12. If a HEP is in the process of merging or has recently merged with one or more other HEPs, the auditor should ascertain if procedures have been put in place to integrate their data systems or otherwise ensure that returns for the whole merged HEP can be made.

13. In planning the audit, the Auditor should consider the findings and conclusions of any external and/or internal audit reports relating to systems and data returns for the HEP and any follow up reports and correspondence with management to assess the extent of implementation of the reports’ recommendations. It is expected that the audit reports will make reference to and comment upon the extent that recommendations made by auditors in the previous internal or external audit reports have been effectively implemented.

14. Additionally any data issues or errors notified either directly to Medr by the provider, or identified and communicated by Medr, should be referenced in the report together with any action taken to ensure that data systems and processes have been amended where appropriate to mitigate against any such errors in future. As explained in paragraph 9, there were difficulties with the implementation of the Data Futures programme.
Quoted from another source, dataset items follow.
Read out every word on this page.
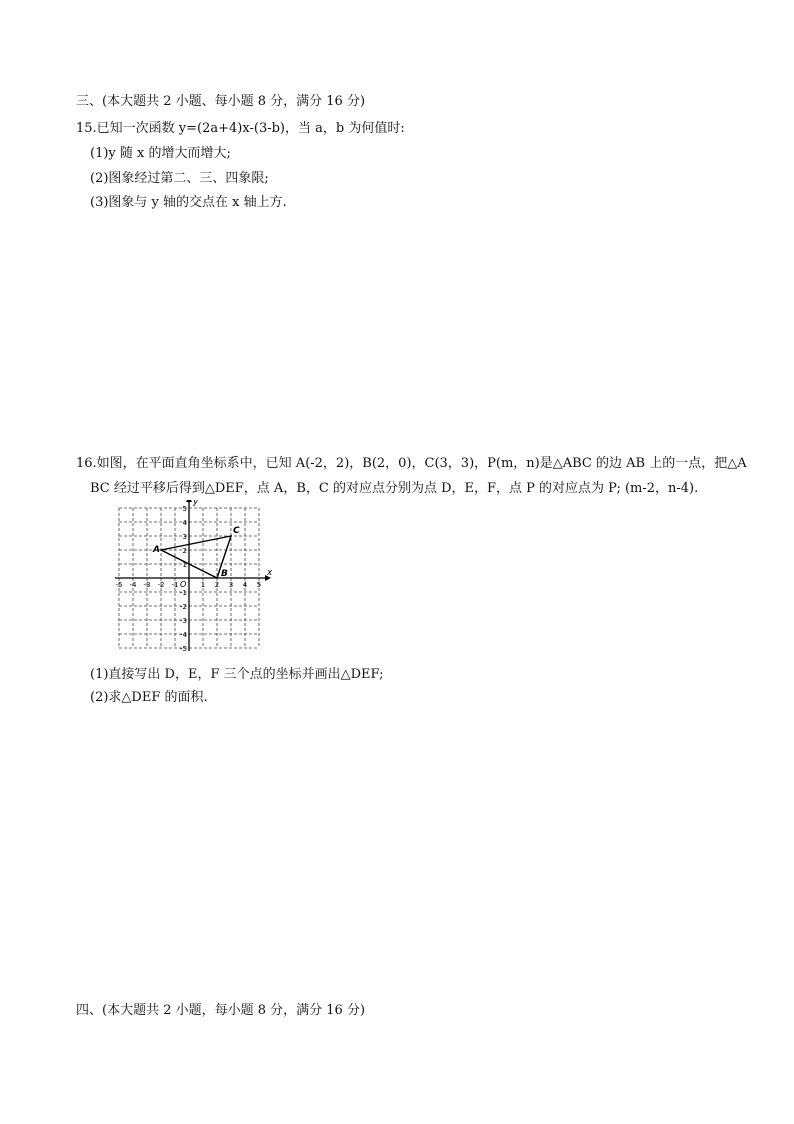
三、(本大题共 2 小题、每小题 8 分，满分 16 分)
15.已知一次函数 y=(2a+4)x-(3-b)，当 a，b 为何值时:
(1)y 随 x 的增大而增大;
(2)图象经过第二、三、四象限;
(3)图象与 y 轴的交点在 x 轴上方.
16.如图，在平面直角坐标系中，已知 A(-2，2)，B(2，0)，C(3，3)，P(m，n)是△ABC 的边 AB 上的一点，把△A
BC 经过平移后得到△DEF，点 A，B，C 的对应点分别为点 D，E，F，点 P 的对应点为 P; (m-2，n-4).
x
y
O
-5 -4 -3 -2 -1	1 2 3 4 5
5
4
3
2
1
-1
-2
-3
-4
-5
A
B
C
(1)直接写出 D，E，F 三个点的坐标并画出△DEF;
(2)求△DEF 的面积.
四、(本大题共 2 小题，每小题 8 分，满分 16 分)
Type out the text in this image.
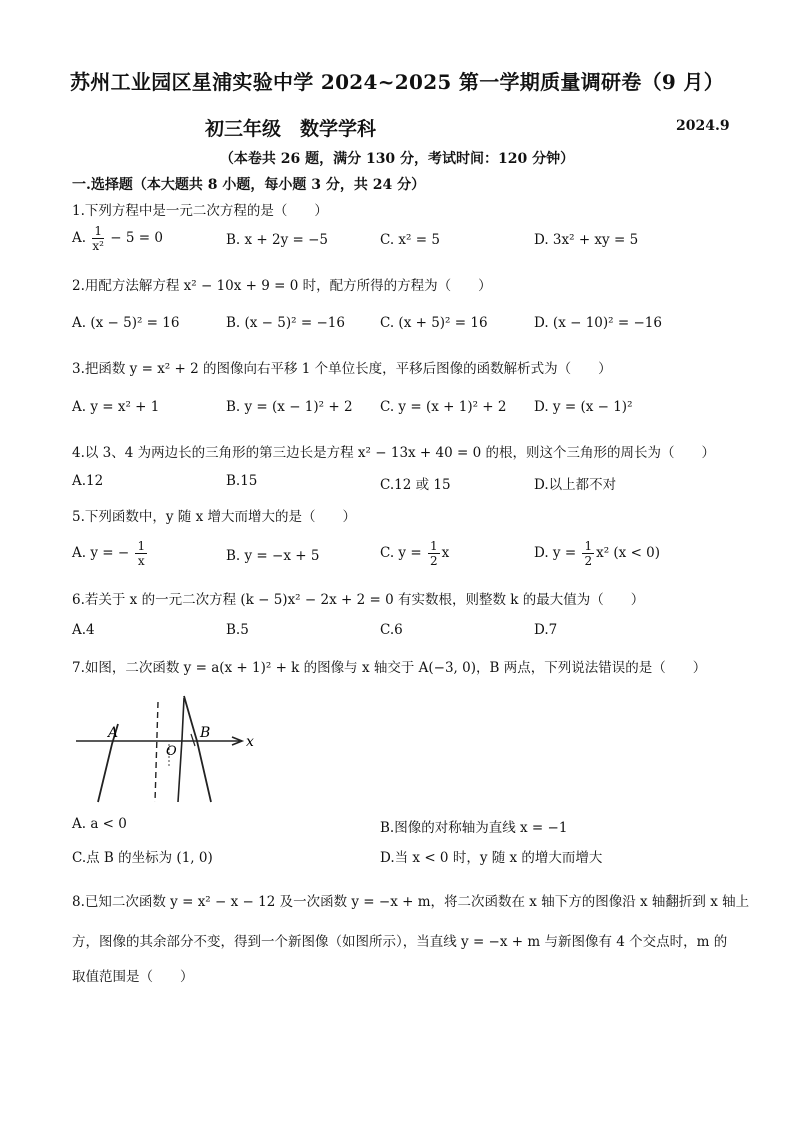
苏州工业园区星浦实验中学 2024~2025 第一学期质量调研卷（9 月）
初三年级　数学学科	2024.9
（本卷共 26 题，满分 130 分，考试时间：120 分钟）
一.选择题（本大题共 8 小题，每小题 3 分，共 24 分）
1.下列方程中是一元二次方程的是（　　）
A. $\frac{1}{\text{x²}} - 5 = 0$	B. x + 2y = −5	C. x² = 5	D. 3x² + xy = 5
2.用配方法解方程 x² − 10x + 9 = 0 时，配方所得的方程为（　　）
A. (x − 5)² = 16	B. (x − 5)² = −16	C. (x + 5)² = 16	D. (x − 10)² = −16
3.把函数 y = x² + 2 的图像向右平移 1 个单位长度，平移后图像的函数解析式为（　　）
A. y = x² + 1	B. y = (x − 1)² + 2 C. y = (x + 1)² + 2 D. y = (x − 1)²
4.以 3、4 为两边长的三角形的第三边长是方程 x² − 13x + 40 = 0 的根，则这个三角形的周长为（　　）
A.12	B.15	C.12 或 15	D.以上都不对
5.下列函数中，y 随 x 增大而增大的是（　　）
A. y = − $\frac{1}{x}$	B. y = −x + 5	C. $y = \frac{1}{2}$ x	D. $y = \frac{1}{2} x^2$ (x < 0)
6.若关于 x 的一元二次方程 (k − 5)x² − 2x + 2 = 0 有实数根，则整数 k 的最大值为（　　）
A.4	B.5	C.6	D.7
7.如图，二次函数 y = a(x + 1)² + k 的图像与 x 轴交于 A(−3, 0)，B 两点，下列说法错误的是（　　）
A	B
O
x
A. a < 0	B.图像的对称轴为直线 x = −1
C.点 B 的坐标为 (1, 0)	D.当 x < 0 时，y 随 x 的增大而增大
8.已知二次函数 y = x² − x − 12 及一次函数 y = −x + m，将二次函数在 x 轴下方的图像沿 x 轴翻折到 x 轴上
方，图像的其余部分不变，得到一个新图像（如图所示），当直线 y = −x + m 与新图像有 4 个交点时，m 的
取值范围是（　　）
This led to multiple errors being flagged and tolerated or left open in the HESA student record issue management system (IMS) since 2022/23. We are not expecting auditors to review these errors, but would recommend any review for the HESA student record for the 2024/25 return focus instead on providers’ plans to review these errors and any action they might take to improve systems and processes moving into future HESA student record returns.

15. It is recommended that internal audit staff with some experience of the HE sector and associated data returns are involved in the visits to HEPs undertaken as part of the review and that auditors are sufficiently briefed on the guidance contained within this publication prior to carrying out the audit. In addition, auditors should make themselves aware of the UK-wide issues experienced with the implementation of Data Futures in 2022/23 and any issues experienced by the provider for the 2023/24 and 2024/25 returns. Advice and clarification relating to the guidance in this publication can be obtained from Medr via [email protected], and Medr staff are available to meet with internal audit staff if required.